I am not at all surprised at the confusion. The ascendancy of Inuit culture, through good reportage and the establishment of Nunavut, has conditioned southerners to say “Inuit” instead of “Eskimo.” Southerners have complied beautifully, but at last they are running up against peoples, related to Inuit, who insist that they are Eskimos.
The confusion derives from this sticky fact: Inuit are not Eskimos, and Eskimos are not Inuit.
In simple terms: The Mongol-type peoples of North America begin in Alaska, about four and half thousand years ago. Their numbers grow. They separate into many cultures, generally reflecting different lifestyles and settlement areas. Years creak by, and a few waves of such peoples move east.
Inuit are direct descendants of that most recent eastern arrival, the Thule, those inventive souls who brought new technologies along with them – the culture we recognize as Inuit today.
I have read too many interpretations of “Inuit” as meaning “humans,” probably under the (incorrect) assumption that every culture’s name for itself must mean such a thing.
However, as a long-time translator, I can guarantee you that “Inuit” is a specific term. It means, “The Living Ones Who Are Here.” It denotes a sense of place, of having arrived, a memory that Inuit knew they had kin somewhere else. Thus we see how language acts as a code to preserve heritage.
Conversely, the Alaskans are descended from peoples that stayed in the west. As such, they have their own preferred words for themselves, such as, “Yup’ik” and “Aleut” and “Nunamiut.” Additionally, those westernmost peoples have had much more time to split into many different cultures. Add to this the fact that some First Nations (“American Indian” in the U.S.) peoples also reside in Alaska, so that the resultant west is populated by peoples of Mongol-type, American Indian, and mixed descent.
The far east of North America is much simpler. There was one culture, the “Tunit” (or “Dorset”) here before Inuit. Unfortunately, they are now extinct.

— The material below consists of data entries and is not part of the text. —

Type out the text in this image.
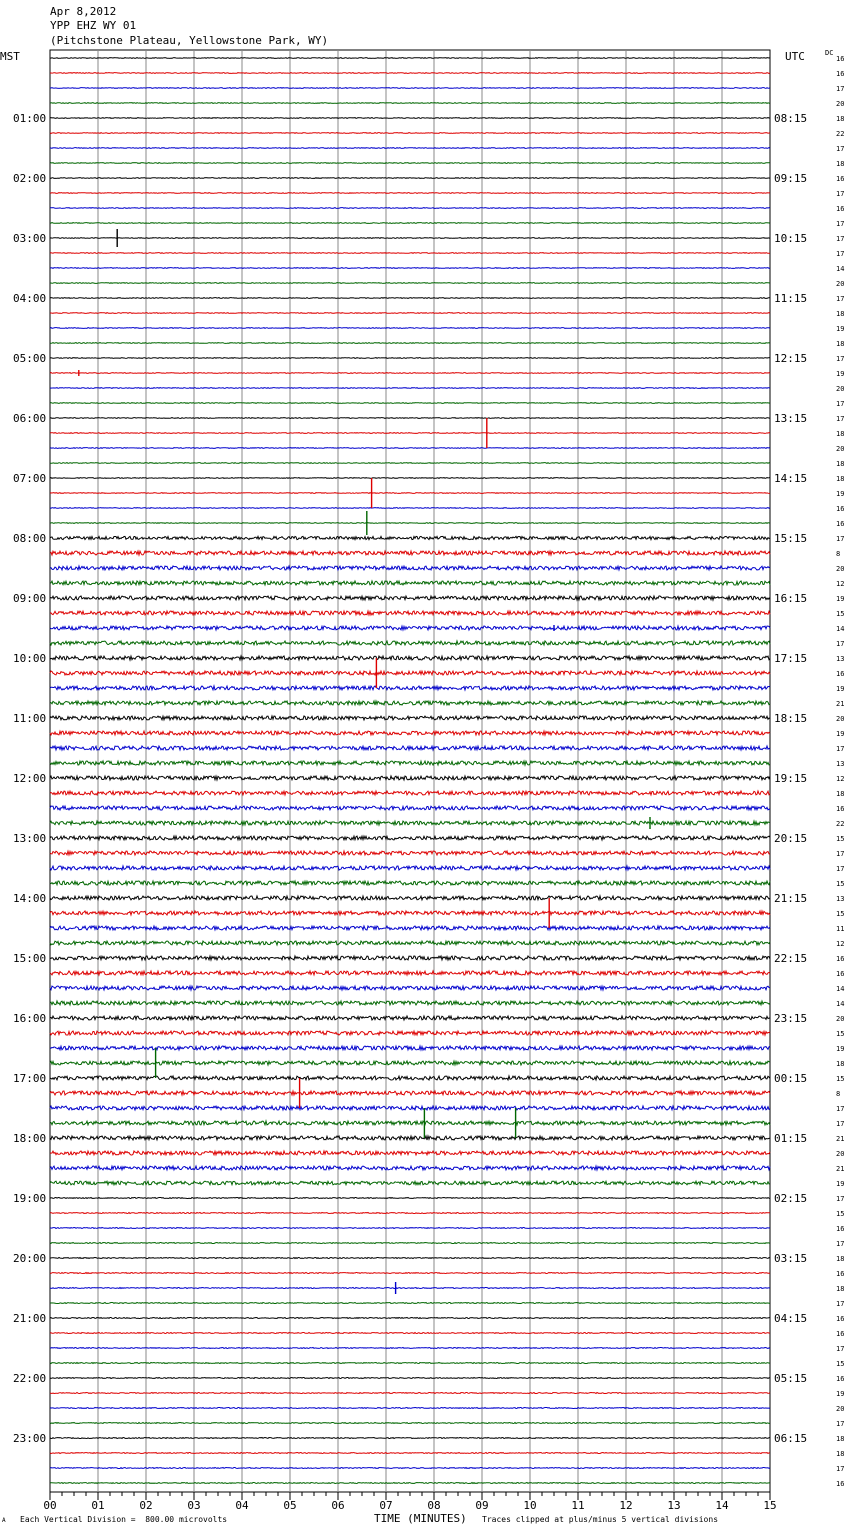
Apr 8,2012
YPP EHZ WY 01
(Pitchstone Plateau, Yellowstone Park, WY)
MST	UTC	DC
00	01	02	03	04	05	06	07	08	09	10	11	12	13	14	15
01:00
02:00
03:00
04:00
05:00
06:00
07:00
08:00
09:00
10:00
11:00
12:00
13:00
14:00
15:00
16:00
17:00
18:00
19:00
20:00
21:00
22:00
23:00
08:15
09:15
10:15
11:15
12:15
13:15
14:15
15:15
16:15
17:15
18:15
19:15
20:15
21:15
22:15
23:15
00:15
01:15
02:15
03:15
04:15
05:15
06:15
16
16
17
20
18
22
17
18
16
17
16
17
17
17
14
20
17
18
19
18
17
19
20
17
17
18
20
18
18
19
16
16
17
8
20
12
19
15
14
17
13
16
19
21
20
19
17
13
12
18
16
22
15
17
17
15
13
15
11
12
16
16
14
14
20
15
19
18
15
8
17
17
21
20
21
19
17
15
16
17
18
16
18
17
16
16
17
15
16
19
20
17
18
18
17
16
A Each Vertical Division =  800.00 microvolts	TIME (MINUTES) Traces clipped at plus/minus 5 vertical divisions
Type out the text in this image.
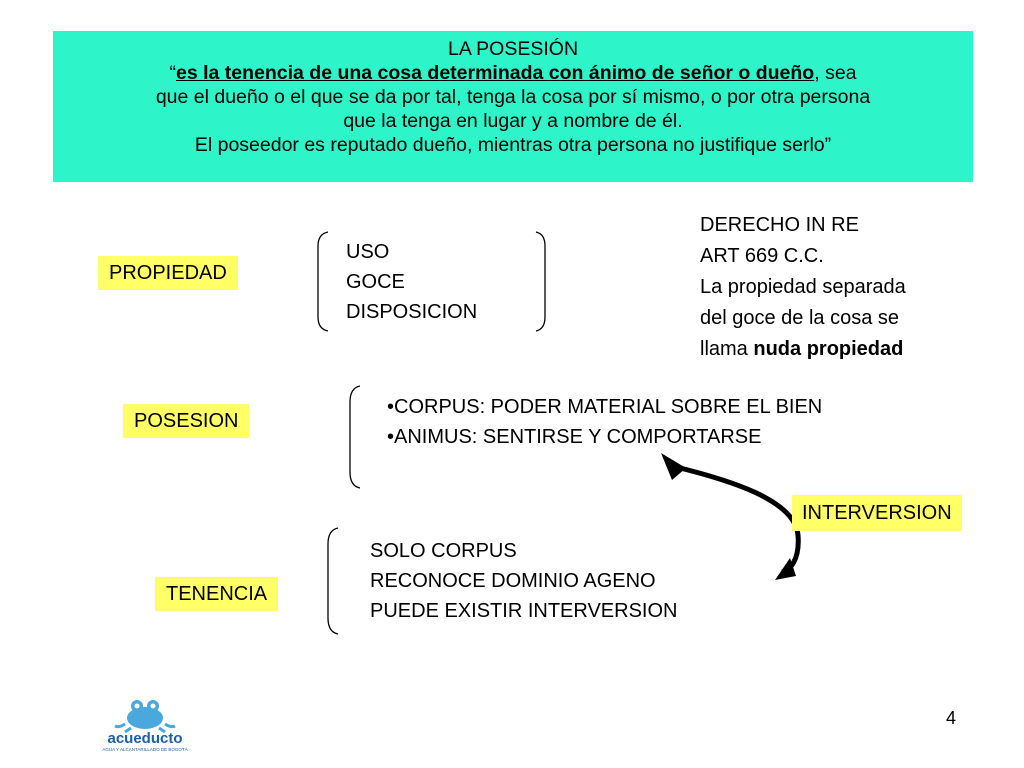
LA POSESIÓN
“es la tenencia de una cosa determinada con ánimo de señor o dueño, sea
que el dueño o el que se da por tal, tenga la cosa por sí mismo, o por otra persona
que la tenga en lugar y a nombre de él.
El poseedor es reputado dueño, mientras otra persona no justifique serlo”
PROPIEDAD
USO
GOCE
DISPOSICION
DERECHO IN RE
ART 669 C.C.
La propiedad separada
del goce de la cosa se
llama nuda propiedad
POSESION
•CORPUS: PODER MATERIAL SOBRE EL BIEN
•ANIMUS: SENTIRSE Y COMPORTARSE
INTERVERSION
TENENCIA
SOLO CORPUS
RECONOCE DOMINIO AGENO
PUEDE EXISTIR INTERVERSION
acueducto
AGUA Y ALCANTARILLADO DE BOGOTÁ
4
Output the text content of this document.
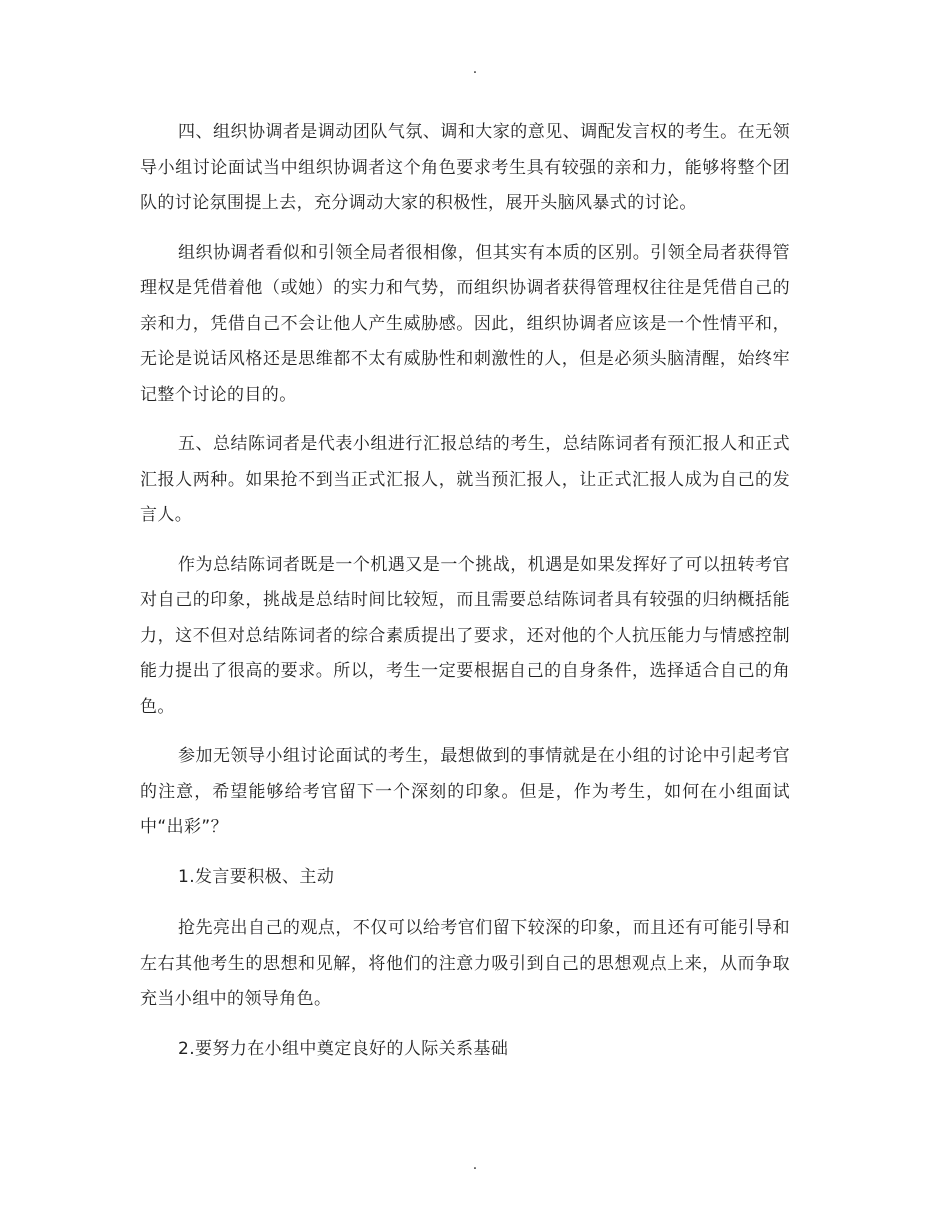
.

四、组织协调者是调动团队气氛、调和大家的意见、调配发言权的考生。在无领导小组讨论面试当中组织协调者这个角色要求考生具有较强的亲和力，能够将整个团队的讨论氛围提上去，充分调动大家的积极性，展开头脑风暴式的讨论。

组织协调者看似和引领全局者很相像，但其实有本质的区别。引领全局者获得管理权是凭借着他（或她）的实力和气势，而组织协调者获得管理权往往是凭借自己的亲和力，凭借自己不会让他人产生威胁感。因此，组织协调者应该是一个性情平和，无论是说话风格还是思维都不太有威胁性和刺激性的人，但是必须头脑清醒，始终牢记整个讨论的目的。

五、总结陈词者是代表小组进行汇报总结的考生，总结陈词者有预汇报人和正式汇报人两种。如果抢不到当正式汇报人，就当预汇报人，让正式汇报人成为自己的发言人。

作为总结陈词者既是一个机遇又是一个挑战，机遇是如果发挥好了可以扭转考官对自己的印象，挑战是总结时间比较短，而且需要总结陈词者具有较强的归纳概括能力，这不但对总结陈词者的综合素质提出了要求，还对他的个人抗压能力与情感控制能力提出了很高的要求。所以，考生一定要根据自己的自身条件，选择适合自己的角色。

参加无领导小组讨论面试的考生，最想做到的事情就是在小组的讨论中引起考官的注意，希望能够给考官留下一个深刻的印象。但是，作为考生，如何在小组面试中“出彩”？

1.发言要积极、主动

抢先亮出自己的观点，不仅可以给考官们留下较深的印象，而且还有可能引导和左右其他考生的思想和见解，将他们的注意力吸引到自己的思想观点上来，从而争取充当小组中的领导角色。

2.要努力在小组中奠定良好的人际关系基础

.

Inuit, therefore, have the luxury of using “Inuit” in a wide context. But even this can get politically tricky, since there are a couple of peoples adjacent to them — “Inuvialuit,” for example — who do not always approve of being called Inuit.
But, generally, one can get away with using “Inuit” as a kind of umbrella term for eastern Mongol-type peoples.
The umbrella term for the far west, Alaska, is “Eskimo.” Alaskans do not seem to mind its use these days, simply because it provides a handy general term. There may be another reason not to mind it, as well.
The old thinking was that it came from Cree, derogatorily meaning, “Eaters of Raw Meat.” It was thought that it was overheard by French missionaries, distorted to “Esquimaux” or “Esquimau,” then Anglicized to “Eskimo.”
It is amazing how widespread this belief has become, so that it is cited by all but the most informed sources. Yet, while remaining a bit of a mystery, the missionary origin of “Eskimo” is pretty much discounted today, since there is some compelling evidence that the word existed in pre-colonial times.
Some researchers have made a good case for it coming from Montagnais vocabulary, literally meaning, “snowshoe net-weaver,” but culturally being a term that indicates any craftsman of great skill. It seems to me that this makes more sense and, if true, would mean that the word is not derogatory after all.
Inuit, however, will never be Eskimos. Existent in the west or not, preferred by Alaskans or not, it was simply never part of their vocabulary. Inuit, after all, have their own name for themselves: Inuit.
Today, “Eskimo” only reminds Inuit of the days when missionaries kidnapped them, dumped flea powder all over them, and assigned “Eskimo numbers” to them, instead of bothering to note the proper name for the culture or the individuals within it.
It all really boils down to choice, the right to accept or reject specific labels at will, the right to be known as one wishes to be. Is that not what freedom is all about?